Addiction specialists raise a different concern: Euphoria shows Rue cycling through inpatient rehab and Narcotics Anonymous, but never explores some of the most effective treatments available.
Robert Miranda, a professor of psychiatry and human behavior at Brown University, told Time that the show misses a significant opportunity by not depicting medications like buprenorphine, which reduces cravings and withdrawal symptoms without triggering the same high as opioids.
“It can offer reprieve from the intense cravings and adverse drug withdrawal symptoms that people face, including many teens, while struggling to reduce their drug use,” Miranda said.
Dr. Sulman Aziz Mirza, a psychiatrist specializing in adolescent and addiction psychiatry, told Time he worries the show creates a sense of inevitability around Rue’s fate.
“There’s just an inevitable [sense] that we’re going to see Rue die,” he said. “I’m hoping that at least there’s some acknowledgment that, ‘Hey, there are options there.'”
Researcher Rhana Hashemi, who promotes harm-reduction education in schools, also criticized the show for presenting a dangerously simplified picture of the drug supply. Characters in Euphoria rarely question what they are taking or whether substances have been adulterated with fentanyl, a real-world risk that kills thousands of young people each year.
The Glamorization Problem Parents Should Know About
One tension Stone’s endorsement does not fully resolve is the show’s tendency to wrap its darkest storylines in visual glamour. Characters experiencing abuse, addiction, and trauma routinely appear in designer clothes and elaborate makeup.
The cultural ripple effect has been significant: searches for “Euphoria outfits,” “Euphoria makeup,” and “Euphoria parties” generate thousands of results across social media platforms, and glitter-infused cosmetics and Euphoria-themed parties became widespread teen trends in recent years.
Teen viewers themselves are divided on how realistic the show actually is. When one writer surveyed a diverse group of peers, 77.8% said they could not relate to most of the characters’ experiences, and none described the show as realistic.
That gap between the show’s aesthetic appeal and its actual subject matter is precisely what concerns some parents and educators.
‘Euphoria’ Conversations Matter For Families
Stone’s argument, stripped to its core, is that parents cannot afford to be less informed than their teenagers. Whether Euphoria belongs in a classroom or not, the research suggests many teens are already watching it, often without any adult context.

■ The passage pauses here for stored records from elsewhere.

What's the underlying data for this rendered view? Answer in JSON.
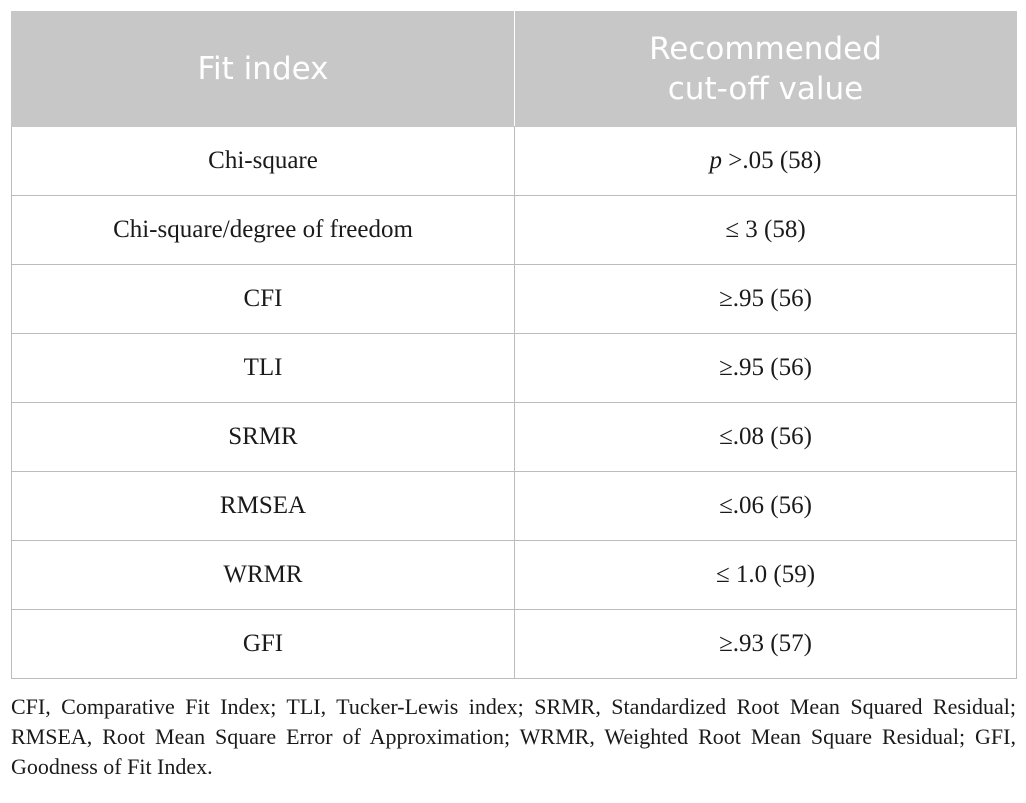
{
  "table": {
    "headers": [
      "Fit index",
      "Recommended\ncut-off value"
    ],
    "rows": [
      {
        "index": "Chi-square",
        "value_prefix": "p",
        "value": " >.05 (58)"
      },
      {
        "index": "Chi-square/degree of freedom",
        "value_prefix": "",
        "value": "≤ 3 (58)"
      },
      {
        "index": "CFI",
        "value_prefix": "",
        "value": "≥.95 (56)"
      },
      {
        "index": "TLI",
        "value_prefix": "",
        "value": "≥.95 (56)"
      },
      {
        "index": "SRMR",
        "value_prefix": "",
        "value": "≤.08 (56)"
      },
      {
        "index": "RMSEA",
        "value_prefix": "",
        "value": "≤.06 (56)"
      },
      {
        "index": "WRMR",
        "value_prefix": "",
        "value": "≤ 1.0 (59)"
      },
      {
        "index": "GFI",
        "value_prefix": "",
        "value": "≥.93 (57)"
      }
    ]
  },
  "footnote": "CFI, Comparative Fit Index; TLI, Tucker-Lewis index; SRMR, Standardized Root Mean Squared Residual; RMSEA, Root Mean Square Error of Approximation; WRMR, Weighted Root Mean Square Residual; GFI, Goodness of Fit Index.",
  "colors": {
    "header_bg": "#c7c7c7",
    "header_text": "#ffffff",
    "border": "#bcbcbc"
  }
}
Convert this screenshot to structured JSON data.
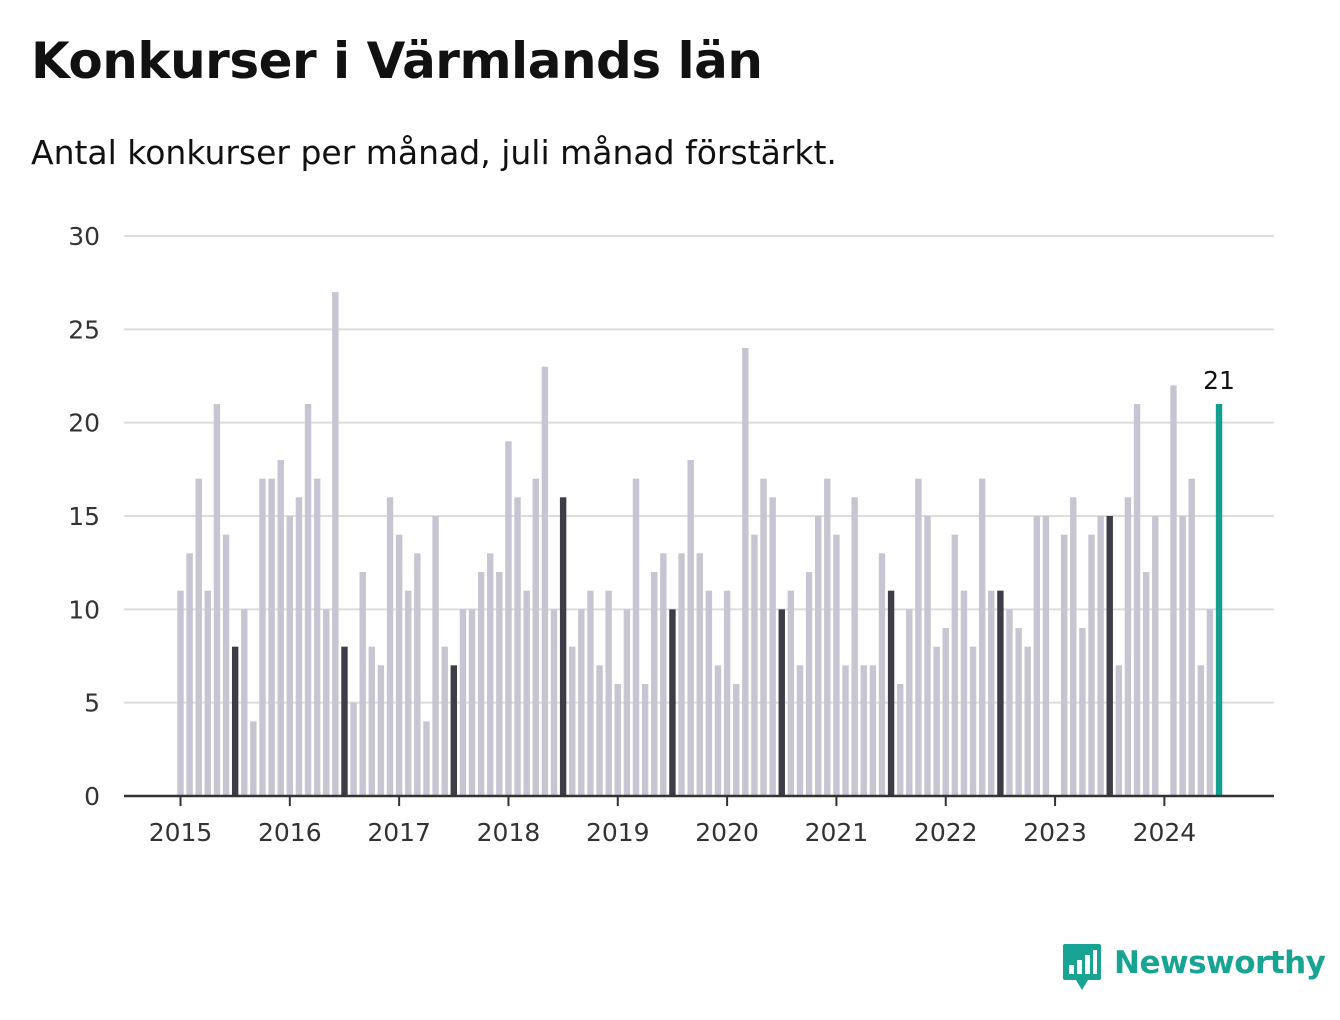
{
  "header": {
    "title": "Konkurser i Värmlands län",
    "subtitle": "Antal konkurser per månad, juli månad förstärkt."
  },
  "brand": {
    "name": "Newsworthy",
    "icon": "newsworthy-logo-icon",
    "color": "#17a493"
  },
  "colors": {
    "bar": "#c6c5d1",
    "july": "#3e3c47",
    "latest": "#14a08f",
    "grid": "#dddddd",
    "axis": "#333333"
  },
  "chart_data": {
    "type": "bar",
    "start": "2015-01",
    "x_tick_labels": [
      "2015",
      "2016",
      "2017",
      "2018",
      "2019",
      "2020",
      "2021",
      "2022",
      "2023",
      "2024"
    ],
    "ylim": [
      0,
      30
    ],
    "y_ticks": [
      0,
      5,
      10,
      15,
      20,
      25,
      30
    ],
    "highlight_month": 7,
    "latest_label": "21",
    "grid": true,
    "values": [
      11,
      13,
      17,
      11,
      21,
      14,
      8,
      10,
      4,
      17,
      17,
      18,
      15,
      16,
      21,
      17,
      10,
      27,
      8,
      5,
      12,
      8,
      7,
      16,
      14,
      11,
      13,
      4,
      15,
      8,
      7,
      10,
      10,
      12,
      13,
      12,
      19,
      16,
      11,
      17,
      23,
      10,
      16,
      8,
      10,
      11,
      7,
      11,
      6,
      10,
      17,
      6,
      12,
      13,
      10,
      13,
      18,
      13,
      11,
      7,
      11,
      6,
      24,
      14,
      17,
      16,
      10,
      11,
      7,
      12,
      15,
      17,
      14,
      7,
      16,
      7,
      7,
      13,
      11,
      6,
      10,
      17,
      15,
      8,
      9,
      14,
      11,
      8,
      17,
      11,
      11,
      10,
      9,
      8,
      15,
      15,
      0,
      14,
      16,
      9,
      14,
      15,
      15,
      7,
      16,
      21,
      12,
      15,
      0,
      22,
      15,
      17,
      7,
      10,
      21
    ]
  }
}
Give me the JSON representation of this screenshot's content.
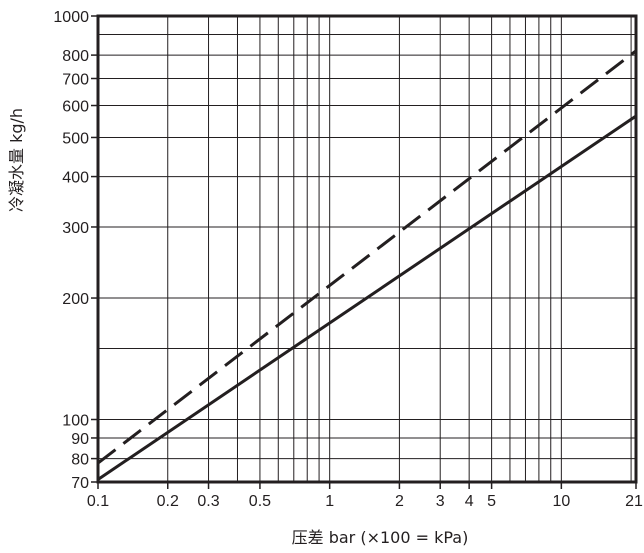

The show’s strengths and its blind spots both make a case for the same thing: a conversation between parents and kids about what addiction actually looks like, what treatment options exist, and why the glamorous packaging around destructive behavior is part of the danger, not separate from it.
With Season 3 of Euphoria available now, the debate over who should be watching, and how, is unlikely to quiet down anytime soon.